Dans Juncker/Mille, on a sans doute voulu travailler da-vantage le scoop que les conséquences ou la réflexion sur cette époque de la recherche de la transparence absolue dans laquelle nous avons l’opportunité de vivre, s’attardant sur des détails de cafe-théâtre, forcément drôles et de part le contenu, intéressants (si toutefois on ne le connaissait pas encore), mais faisant dévier les propos graves vers une farce, un peu trop simple, sans éclairage supplémentaire. Surtout dans le contexte des Krisounours, on regrette un peu la nonchalance dans laquelle émerge ce désormais moment historique. Il manque un esprit « Schlingensiefien » qui y aurait sans aucun doute révélé le drame de l’ignorance ou le dépassement par les événements de ces gens – nos gouvernants – qui s’engagent à corps perdu dans leurs rôles respectifs, tout en oubliant leurs responsabilités et perdent de ce fait leur crédibilité.

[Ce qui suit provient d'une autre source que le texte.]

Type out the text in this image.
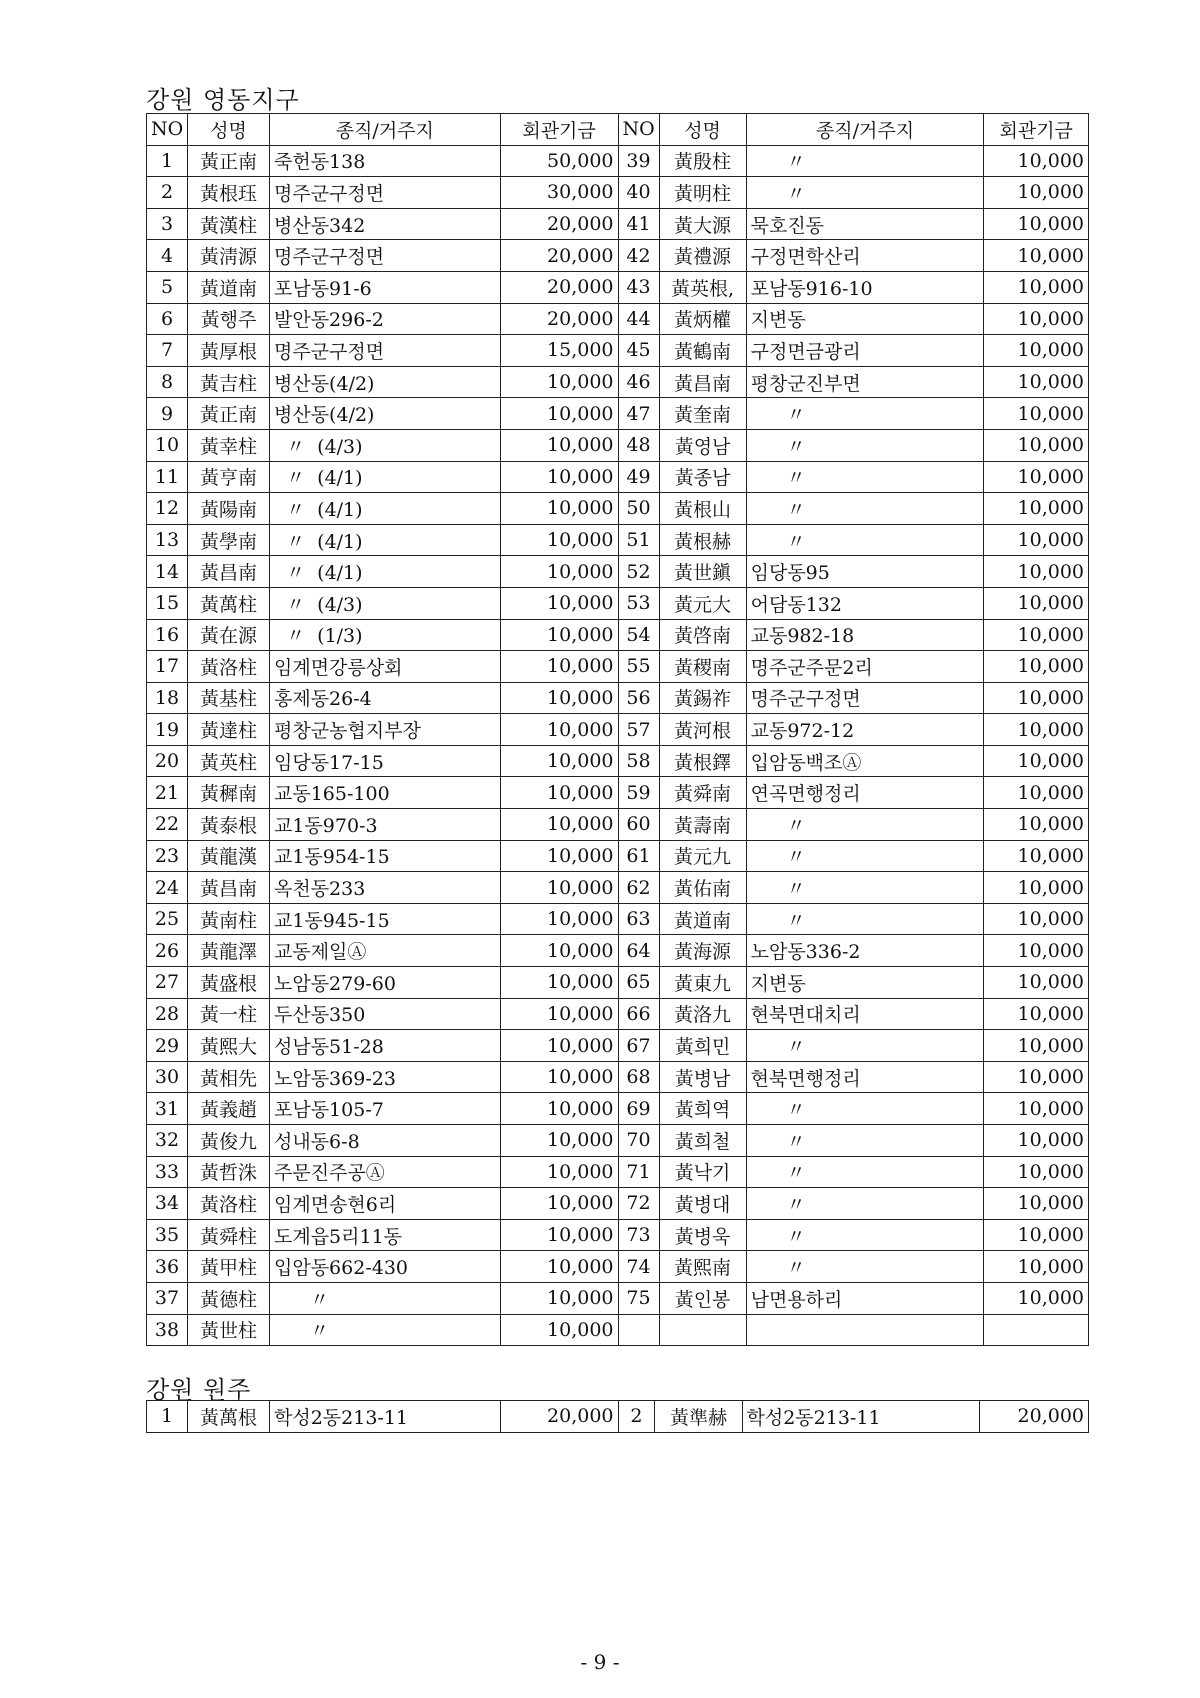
강원 영동지구
NO	성명	종직/거주지	회관기금	NO	성명	종직/거주지	회관기금
1	黃正南	죽헌동138	50,000	39	黃殷柱	〃	10,000
2	黃根珏	명주군구정면	30,000	40	黃明柱	〃	10,000
3	黃漢柱	병산동342	20,000	41	黃大源	묵호진동	10,000
4	黃淸源	명주군구정면	20,000	42	黃禮源	구정면학산리	10,000
5	黃道南	포남동91-6	20,000	43	黃英根,	포남동916-10	10,000
6	黃행주	발안동296-2	20,000	44	黃炳權	지변동	10,000
7	黃厚根	명주군구정면	15,000	45	黃鶴南	구정면금광리	10,000
8	黃吉柱	병산동(4/2)	10,000	46	黃昌南	평창군진부면	10,000
9	黃正南	병산동(4/2)	10,000	47	黃奎南	〃	10,000
10	黃幸柱	〃  (4/3)	10,000	48	黃영남	〃	10,000
11	黃亨南	〃  (4/1)	10,000	49	黃종남	〃	10,000
12	黃陽南	〃  (4/1)	10,000	50	黃根山	〃	10,000
13	黃學南	〃  (4/1)	10,000	51	黃根赫	〃	10,000
14	黃昌南	〃  (4/1)	10,000	52	黃世鎭	임당동95	10,000
15	黃萬柱	〃  (4/3)	10,000	53	黃元大	어담동132	10,000
16	黃在源	〃  (1/3)	10,000	54	黃啓南	교동982-18	10,000
17	黃洛柱	임계면강릉상회	10,000	55	黃稷南	명주군주문2리	10,000
18	黃基柱	홍제동26-4	10,000	56	黃錫祚	명주군구정면	10,000
19	黃達柱	평창군농협지부장	10,000	57	黃河根	교동972-12	10,000
20	黃英柱	임당동17-15	10,000	58	黃根鐸	입암동백조Ⓐ	10,000
21	黃穉南	교동165-100	10,000	59	黃舜南	연곡면행정리	10,000
22	黃泰根	교1동970-3	10,000	60	黃壽南	〃	10,000
23	黃龍漢	교1동954-15	10,000	61	黃元九	〃	10,000
24	黃昌南	옥천동233	10,000	62	黃佑南	〃	10,000
25	黃南柱	교1동945-15	10,000	63	黃道南	〃	10,000
26	黃龍澤	교동제일Ⓐ	10,000	64	黃海源	노암동336-2	10,000
27	黃盛根	노암동279-60	10,000	65	黃東九	지변동	10,000
28	黃一柱	두산동350	10,000	66	黃洛九	현북면대치리	10,000
29	黃熙大	성남동51-28	10,000	67	黃희민	〃	10,000
30	黃相先	노암동369-23	10,000	68	黃병남	현북면행정리	10,000
31	黃義趙	포남동105-7	10,000	69	黃희역	〃	10,000
32	黃俊九	성내동6-8	10,000	70	黃희철	〃	10,000
33	黃哲洙	주문진주공Ⓐ	10,000	71	黃낙기	〃	10,000
34	黃洛柱	임계면송현6리	10,000	72	黃병대	〃	10,000
35	黃舜柱	도계읍5리11동	10,000	73	黃병욱	〃	10,000
36	黃甲柱	입암동662-430	10,000	74	黃熙南	〃	10,000
37	黃德柱	〃	10,000	75	黃인봉	남면용하리	10,000
38	黃世柱	〃	10,000				
강원 원주
1	黃萬根	학성2동213-11	20,000	2	黃準赫	학성2동213-11	20,000
- 9 -
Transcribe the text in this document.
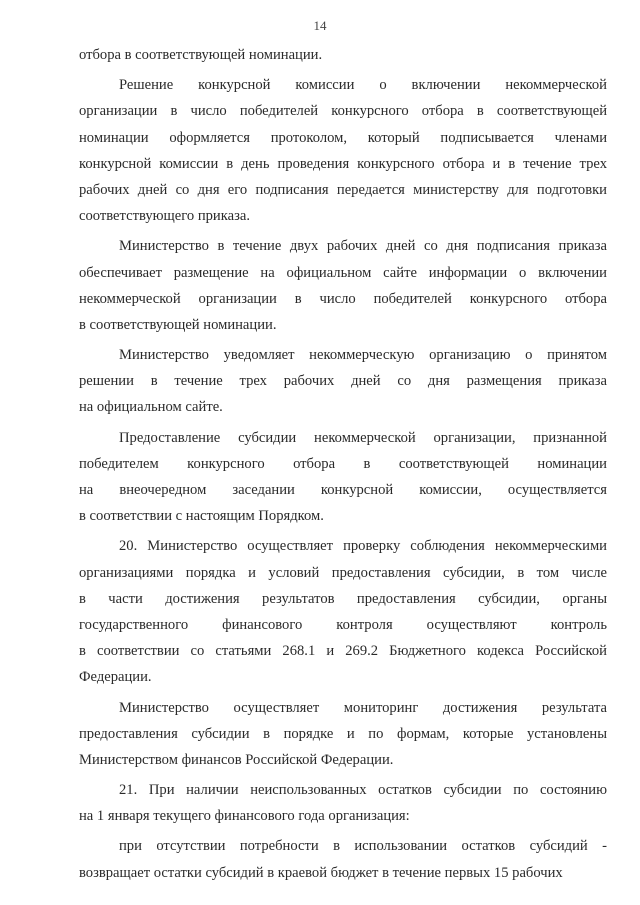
14
отбора в соответствующей номинации.
Решение конкурсной комиссии о включении некоммерческой
организации в число победителей конкурсного отбора в соответствующей
номинации оформляется протоколом, который подписывается членами
конкурсной комиссии в день проведения конкурсного отбора и в течение трех
рабочих дней со дня его подписания передается министерству для подготовки
соответствующего приказа.
Министерство в течение двух рабочих дней со дня подписания приказа
обеспечивает размещение на официальном сайте информации о включении
некоммерческой организации в число победителей конкурсного отбора
в соответствующей номинации.
Министерство уведомляет некоммерческую организацию о принятом
решении в течение трех рабочих дней со дня размещения приказа
на официальном сайте.
Предоставление субсидии некоммерческой организации, признанной
победителем конкурсного отбора в соответствующей номинации
на внеочередном заседании конкурсной комиссии, осуществляется
в соответствии с настоящим Порядком.
20. Министерство осуществляет проверку соблюдения некоммерческими
организациями порядка и условий предоставления субсидии, в том числе
в части достижения результатов предоставления субсидии, органы
государственного финансового контроля осуществляют контроль
в соответствии со статьями 268.1 и 269.2 Бюджетного кодекса Российской
Федерации.
Министерство осуществляет мониторинг достижения результата
предоставления субсидии в порядке и по формам, которые установлены
Министерством финансов Российской Федерации.
21. При наличии неиспользованных остатков субсидии по состоянию
на 1 января текущего финансового года организация:
при отсутствии потребности в использовании остатков субсидий -
возвращает остатки субсидий в краевой бюджет в течение первых 15 рабочих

Le public quant à lui a semblé avoir apprécier les deux propositions, aussi bien M. que Juncker/Mille, sans doute percuté par le caractère insolite des propos et la possibilité presque voyeuriste de pénétrer les secrets du sacrosaint pouvoir politique. Mais, M. a permis de souligner le grand malaise et écrire une page dans le théâtre documentaire tandis que Juncker/Mille n’a fait que l’effleurer.